Cox v. Canadian Corps of Commissionaires, 2003 CarswellSask 685 (Sask. Q.B.)

The Canadian Corps of Commissionaires is a non-profit organization providing employment to people who have served in the Canadian military or police services.

It provides security and related services to clients, and its organization is based on a military model, with employees holding ranks comparable to the military. Its operations in southern Saskatchewan are headed up by a colonel. In 1999, Sergeant Denise Ann Cox was working for the Corps, teaching and co-ordinating people in parking enforcement.

In the summer of 1999 Cox attended a supervisors’ seminar conducted by her colonel, Terry Lyons, which included speeches, a reception and an open bar. She considered the seminar a waste of time and wrote a strongly worded report denouncing the function:

“It is my recommendation that no member of a working detachment have any further time wasted on frivolous social gatherings otherwise known as supervisors’ seminars.”

About the same time, she wrote two other memos, reporting that a colleague smelled of alcohol and complaining of payroll discrepancies.

The reports made Lyons angry.
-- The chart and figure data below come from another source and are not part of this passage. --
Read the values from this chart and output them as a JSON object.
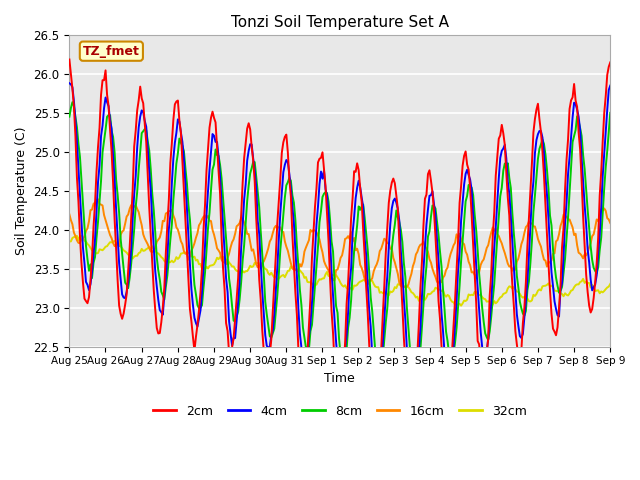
{
  "title": "Tonzi Soil Temperature Set A",
  "xlabel": "Time",
  "ylabel": "Soil Temperature (C)",
  "ylim": [
    22.5,
    26.5
  ],
  "annotation_text": "TZ_fmet",
  "annotation_bg": "#ffffcc",
  "annotation_border": "#cc8800",
  "background_color": "#e8e8e8",
  "grid_color": "#ffffff",
  "series_colors": {
    "2cm": "#ff0000",
    "4cm": "#0000ff",
    "8cm": "#00cc00",
    "16cm": "#ff8800",
    "32cm": "#dddd00"
  },
  "series_lw": 1.4,
  "xtick_labels": [
    "Aug 25",
    "Aug 26",
    "Aug 27",
    "Aug 28",
    "Aug 29",
    "Aug 30",
    "Aug 31",
    "Sep 1",
    "Sep 2",
    "Sep 3",
    "Sep 4",
    "Sep 5",
    "Sep 6",
    "Sep 7",
    "Sep 8",
    "Sep 9"
  ],
  "ytick_labels": [
    "22.5",
    "23.0",
    "23.5",
    "24.0",
    "24.5",
    "25.0",
    "25.5",
    "26.0",
    "26.5"
  ],
  "ytick_values": [
    22.5,
    23.0,
    23.5,
    24.0,
    24.5,
    25.0,
    25.5,
    26.0,
    26.5
  ]
}
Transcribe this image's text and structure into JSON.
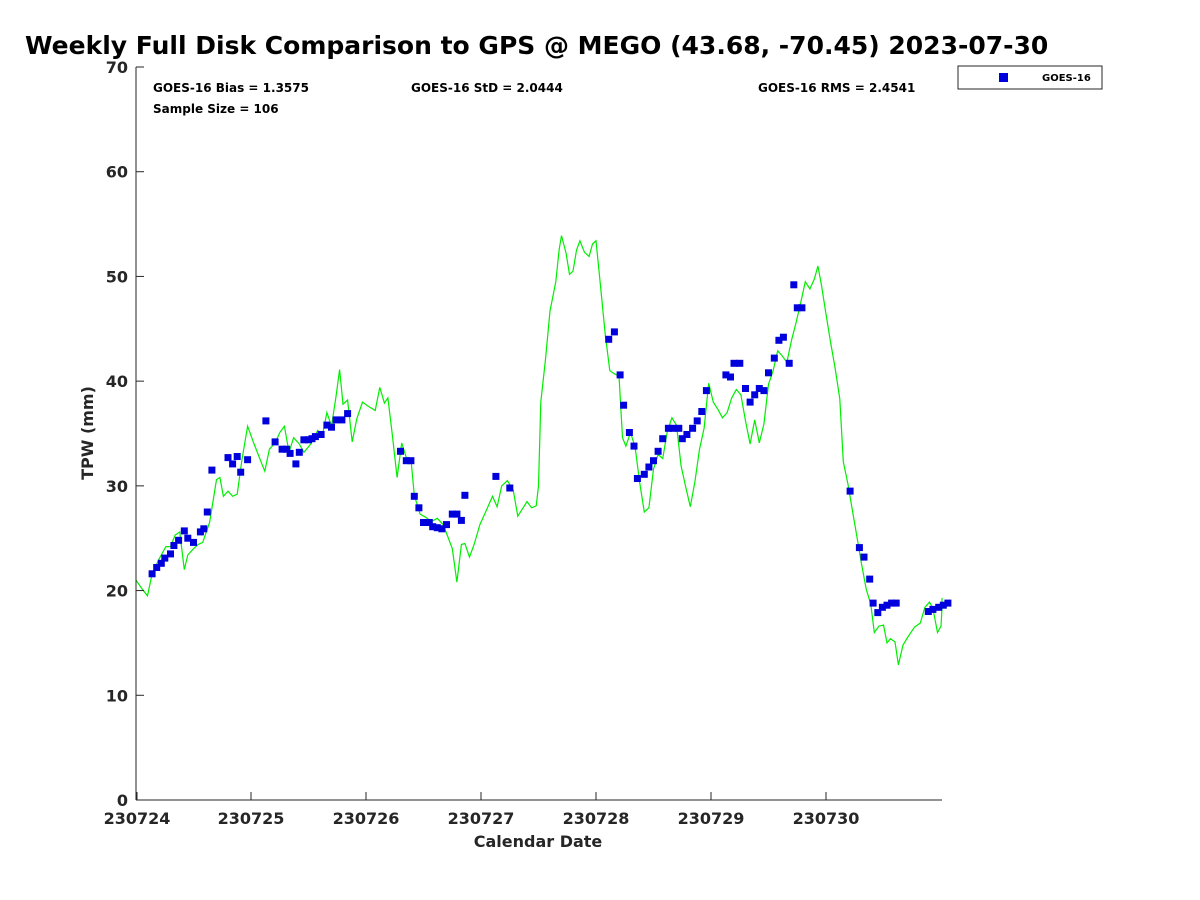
{
  "chart_data": {
    "type": "scatter",
    "title": "Weekly Full Disk Comparison to GPS @ MEGO (43.68, -70.45) 2023-07-30",
    "xlabel": "Calendar Date",
    "ylabel": "TPW (mm)",
    "xlim": [
      0,
      7
    ],
    "ylim": [
      0,
      70
    ],
    "y_ticks": [
      0,
      10,
      20,
      30,
      40,
      50,
      60,
      70
    ],
    "x_ticks": [
      {
        "value": 0,
        "label": "230724"
      },
      {
        "value": 1,
        "label": "230725"
      },
      {
        "value": 2,
        "label": "230726"
      },
      {
        "value": 3,
        "label": "230727"
      },
      {
        "value": 4,
        "label": "230728"
      },
      {
        "value": 5,
        "label": "230729"
      },
      {
        "value": 6,
        "label": "230730"
      }
    ],
    "grid": false,
    "legend": {
      "position": "top-right",
      "entries": [
        "GOES-16"
      ]
    },
    "stats": {
      "bias": "GOES-16 Bias = 1.3575",
      "std": "GOES-16 StD = 2.0444",
      "rms": "GOES-16 RMS = 2.4541",
      "sample": "Sample Size = 106"
    },
    "series": [
      {
        "name": "GOES-16",
        "kind": "markers",
        "color": "#0000dd",
        "points": [
          [
            0.14,
            21.6
          ],
          [
            0.18,
            22.2
          ],
          [
            0.22,
            22.6
          ],
          [
            0.25,
            23.1
          ],
          [
            0.3,
            23.5
          ],
          [
            0.33,
            24.3
          ],
          [
            0.37,
            24.8
          ],
          [
            0.42,
            25.7
          ],
          [
            0.45,
            25.0
          ],
          [
            0.5,
            24.6
          ],
          [
            0.56,
            25.6
          ],
          [
            0.59,
            25.9
          ],
          [
            0.62,
            27.5
          ],
          [
            0.66,
            31.5
          ],
          [
            0.8,
            32.7
          ],
          [
            0.84,
            32.1
          ],
          [
            0.88,
            32.8
          ],
          [
            0.91,
            31.3
          ],
          [
            0.97,
            32.5
          ],
          [
            1.13,
            36.2
          ],
          [
            1.21,
            34.2
          ],
          [
            1.27,
            33.5
          ],
          [
            1.31,
            33.5
          ],
          [
            1.34,
            33.1
          ],
          [
            1.39,
            32.1
          ],
          [
            1.42,
            33.2
          ],
          [
            1.46,
            34.4
          ],
          [
            1.5,
            34.4
          ],
          [
            1.53,
            34.5
          ],
          [
            1.56,
            34.7
          ],
          [
            1.61,
            34.9
          ],
          [
            1.66,
            35.8
          ],
          [
            1.7,
            35.6
          ],
          [
            1.74,
            36.3
          ],
          [
            1.79,
            36.3
          ],
          [
            1.84,
            36.9
          ],
          [
            2.3,
            33.3
          ],
          [
            2.35,
            32.4
          ],
          [
            2.39,
            32.4
          ],
          [
            2.42,
            29.0
          ],
          [
            2.46,
            27.9
          ],
          [
            2.5,
            26.5
          ],
          [
            2.55,
            26.5
          ],
          [
            2.58,
            26.1
          ],
          [
            2.62,
            26.0
          ],
          [
            2.66,
            25.9
          ],
          [
            2.7,
            26.3
          ],
          [
            2.75,
            27.3
          ],
          [
            2.79,
            27.3
          ],
          [
            2.83,
            26.7
          ],
          [
            2.86,
            29.1
          ],
          [
            3.13,
            30.9
          ],
          [
            3.25,
            29.8
          ],
          [
            4.11,
            44.0
          ],
          [
            4.16,
            44.7
          ],
          [
            4.21,
            40.6
          ],
          [
            4.24,
            37.7
          ],
          [
            4.29,
            35.1
          ],
          [
            4.33,
            33.8
          ],
          [
            4.36,
            30.7
          ],
          [
            4.42,
            31.1
          ],
          [
            4.46,
            31.8
          ],
          [
            4.5,
            32.4
          ],
          [
            4.54,
            33.3
          ],
          [
            4.58,
            34.5
          ],
          [
            4.63,
            35.5
          ],
          [
            4.67,
            35.5
          ],
          [
            4.72,
            35.5
          ],
          [
            4.75,
            34.5
          ],
          [
            4.79,
            34.9
          ],
          [
            4.84,
            35.5
          ],
          [
            4.88,
            36.2
          ],
          [
            4.92,
            37.1
          ],
          [
            4.96,
            39.1
          ],
          [
            5.13,
            40.6
          ],
          [
            5.17,
            40.4
          ],
          [
            5.2,
            41.7
          ],
          [
            5.25,
            41.7
          ],
          [
            5.3,
            39.3
          ],
          [
            5.34,
            38.0
          ],
          [
            5.38,
            38.7
          ],
          [
            5.42,
            39.3
          ],
          [
            5.46,
            39.1
          ],
          [
            5.5,
            40.8
          ],
          [
            5.55,
            42.2
          ],
          [
            5.59,
            43.9
          ],
          [
            5.63,
            44.2
          ],
          [
            5.68,
            41.7
          ],
          [
            5.72,
            49.2
          ],
          [
            5.75,
            47.0
          ],
          [
            5.79,
            47.0
          ],
          [
            6.21,
            29.5
          ],
          [
            6.29,
            24.1
          ],
          [
            6.33,
            23.2
          ],
          [
            6.38,
            21.1
          ],
          [
            6.41,
            18.8
          ],
          [
            6.45,
            17.9
          ],
          [
            6.49,
            18.4
          ],
          [
            6.53,
            18.6
          ],
          [
            6.57,
            18.8
          ],
          [
            6.61,
            18.8
          ],
          [
            6.89,
            18.0
          ],
          [
            6.93,
            18.2
          ],
          [
            6.98,
            18.4
          ],
          [
            7.02,
            18.6
          ],
          [
            7.06,
            18.8
          ]
        ]
      },
      {
        "name": "",
        "kind": "line",
        "color": "#00ee00",
        "points": [
          [
            -0.02,
            21.0
          ],
          [
            0.05,
            20.2
          ],
          [
            0.1,
            19.5
          ],
          [
            0.14,
            21.6
          ],
          [
            0.2,
            23.0
          ],
          [
            0.26,
            24.2
          ],
          [
            0.3,
            24.2
          ],
          [
            0.34,
            25.3
          ],
          [
            0.38,
            25.6
          ],
          [
            0.42,
            22.0
          ],
          [
            0.45,
            23.4
          ],
          [
            0.5,
            24.0
          ],
          [
            0.54,
            24.4
          ],
          [
            0.58,
            24.6
          ],
          [
            0.64,
            26.5
          ],
          [
            0.7,
            30.6
          ],
          [
            0.73,
            30.8
          ],
          [
            0.76,
            29.0
          ],
          [
            0.8,
            29.5
          ],
          [
            0.84,
            29.0
          ],
          [
            0.88,
            29.2
          ],
          [
            0.92,
            32.4
          ],
          [
            0.97,
            35.7
          ],
          [
            1.02,
            34.2
          ],
          [
            1.08,
            32.5
          ],
          [
            1.12,
            31.4
          ],
          [
            1.16,
            33.5
          ],
          [
            1.21,
            34.1
          ],
          [
            1.25,
            35.1
          ],
          [
            1.29,
            35.7
          ],
          [
            1.33,
            33.2
          ],
          [
            1.37,
            34.6
          ],
          [
            1.42,
            34.0
          ],
          [
            1.46,
            33.2
          ],
          [
            1.52,
            34.0
          ],
          [
            1.58,
            35.3
          ],
          [
            1.62,
            34.8
          ],
          [
            1.66,
            37.0
          ],
          [
            1.7,
            35.7
          ],
          [
            1.74,
            38.6
          ],
          [
            1.77,
            41.1
          ],
          [
            1.8,
            37.8
          ],
          [
            1.84,
            38.2
          ],
          [
            1.88,
            34.2
          ],
          [
            1.92,
            36.4
          ],
          [
            1.97,
            38.0
          ],
          [
            2.02,
            37.6
          ],
          [
            2.08,
            37.2
          ],
          [
            2.12,
            39.4
          ],
          [
            2.16,
            37.9
          ],
          [
            2.19,
            38.4
          ],
          [
            2.23,
            34.8
          ],
          [
            2.27,
            30.8
          ],
          [
            2.31,
            34.1
          ],
          [
            2.35,
            32.7
          ],
          [
            2.39,
            32.6
          ],
          [
            2.42,
            29.1
          ],
          [
            2.47,
            27.3
          ],
          [
            2.52,
            27.0
          ],
          [
            2.57,
            26.6
          ],
          [
            2.62,
            26.9
          ],
          [
            2.67,
            26.3
          ],
          [
            2.71,
            25.2
          ],
          [
            2.75,
            24.0
          ],
          [
            2.79,
            20.8
          ],
          [
            2.83,
            24.4
          ],
          [
            2.86,
            24.5
          ],
          [
            2.9,
            23.2
          ],
          [
            2.94,
            24.4
          ],
          [
            2.99,
            26.3
          ],
          [
            3.04,
            27.5
          ],
          [
            3.1,
            29.0
          ],
          [
            3.14,
            28.0
          ],
          [
            3.18,
            30.0
          ],
          [
            3.23,
            30.5
          ],
          [
            3.28,
            29.6
          ],
          [
            3.32,
            27.1
          ],
          [
            3.36,
            27.8
          ],
          [
            3.4,
            28.5
          ],
          [
            3.44,
            27.9
          ],
          [
            3.48,
            28.1
          ],
          [
            3.5,
            30.0
          ],
          [
            3.52,
            38.0
          ],
          [
            3.56,
            42.0
          ],
          [
            3.6,
            46.7
          ],
          [
            3.65,
            49.5
          ],
          [
            3.68,
            52.6
          ],
          [
            3.7,
            53.9
          ],
          [
            3.74,
            52.2
          ],
          [
            3.77,
            50.2
          ],
          [
            3.8,
            50.5
          ],
          [
            3.83,
            52.5
          ],
          [
            3.86,
            53.4
          ],
          [
            3.9,
            52.3
          ],
          [
            3.94,
            51.9
          ],
          [
            3.97,
            53.1
          ],
          [
            4.0,
            53.4
          ],
          [
            4.04,
            49.0
          ],
          [
            4.08,
            44.5
          ],
          [
            4.12,
            41.0
          ],
          [
            4.16,
            40.7
          ],
          [
            4.2,
            40.5
          ],
          [
            4.23,
            34.6
          ],
          [
            4.26,
            33.8
          ],
          [
            4.3,
            35.1
          ],
          [
            4.34,
            33.7
          ],
          [
            4.38,
            30.3
          ],
          [
            4.42,
            27.5
          ],
          [
            4.46,
            27.9
          ],
          [
            4.5,
            31.6
          ],
          [
            4.54,
            33.0
          ],
          [
            4.58,
            32.6
          ],
          [
            4.62,
            35.2
          ],
          [
            4.66,
            36.5
          ],
          [
            4.7,
            35.8
          ],
          [
            4.74,
            31.9
          ],
          [
            4.78,
            29.9
          ],
          [
            4.82,
            28.0
          ],
          [
            4.86,
            30.4
          ],
          [
            4.9,
            33.5
          ],
          [
            4.94,
            35.5
          ],
          [
            4.98,
            39.8
          ],
          [
            5.02,
            38.0
          ],
          [
            5.06,
            37.3
          ],
          [
            5.1,
            36.5
          ],
          [
            5.14,
            37.0
          ],
          [
            5.18,
            38.4
          ],
          [
            5.22,
            39.2
          ],
          [
            5.26,
            38.7
          ],
          [
            5.3,
            36.2
          ],
          [
            5.34,
            34.0
          ],
          [
            5.38,
            36.3
          ],
          [
            5.42,
            34.1
          ],
          [
            5.46,
            35.9
          ],
          [
            5.5,
            39.7
          ],
          [
            5.54,
            41.0
          ],
          [
            5.58,
            42.9
          ],
          [
            5.62,
            42.4
          ],
          [
            5.66,
            41.8
          ],
          [
            5.7,
            43.9
          ],
          [
            5.74,
            45.6
          ],
          [
            5.78,
            47.5
          ],
          [
            5.82,
            49.5
          ],
          [
            5.86,
            48.8
          ],
          [
            5.9,
            49.8
          ],
          [
            5.93,
            51.0
          ],
          [
            5.96,
            49.2
          ],
          [
            6.0,
            46.4
          ],
          [
            6.04,
            43.7
          ],
          [
            6.08,
            41.2
          ],
          [
            6.12,
            38.3
          ],
          [
            6.15,
            32.3
          ],
          [
            6.19,
            30.2
          ],
          [
            6.23,
            27.6
          ],
          [
            6.27,
            25.1
          ],
          [
            6.31,
            22.5
          ],
          [
            6.35,
            20.1
          ],
          [
            6.39,
            18.7
          ],
          [
            6.42,
            16.0
          ],
          [
            6.46,
            16.6
          ],
          [
            6.5,
            16.7
          ],
          [
            6.53,
            15.0
          ],
          [
            6.56,
            15.4
          ],
          [
            6.6,
            15.1
          ],
          [
            6.63,
            12.9
          ],
          [
            6.67,
            14.8
          ],
          [
            6.72,
            15.7
          ],
          [
            6.77,
            16.5
          ],
          [
            6.82,
            16.9
          ],
          [
            6.86,
            18.4
          ],
          [
            6.9,
            18.9
          ],
          [
            6.93,
            18.3
          ],
          [
            6.97,
            16.0
          ],
          [
            7.0,
            16.6
          ],
          [
            7.04,
            18.3
          ],
          [
            7.07,
            19.3
          ]
        ]
      }
    ]
  }
}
He summoned Cox to a meeting and told her to explain her reports. She got up to leave. Lyons said he had not dismissed her, and gave her the Commissionaires rules and regulations to read. He then dismissed her from the meeting.

He later decided to fire Cox because her attitude was “insulting and insubordinate.” In her testimony, Cox said that because of prior personal and workplace physical assaults (one of which she had been given leave and counselling for), she felt intimidated during the meeting “in the company of angry men.”

The court agreed her report about the supervisors’ seminar was unduly critical and showed a lack of good judgment, containing “non-constructive, cynical commentary.”

However, the court noted that her employment record was otherwise blameless, and she had, in fact, been given two promotions. The report was out of character with the general performance of her work. The fact that she was intimidated by the meeting should have been clear to her employers, the court said.

The court ruled that Cox had been dismissed without just cause.

The Corps had offered Cox three weeks’ notice per year of service. The court increased that by one week per year, resulting in an award of 2.8 months of pay in lieu of notice. Cox was earning $10.06 per hour, and worked 160 hours a month.

Cox asked for damages relating to stress brought on by the intimidating way in which she was terminated, testifying that she was treated for depression for months afterwards. The court declined to award any further damages.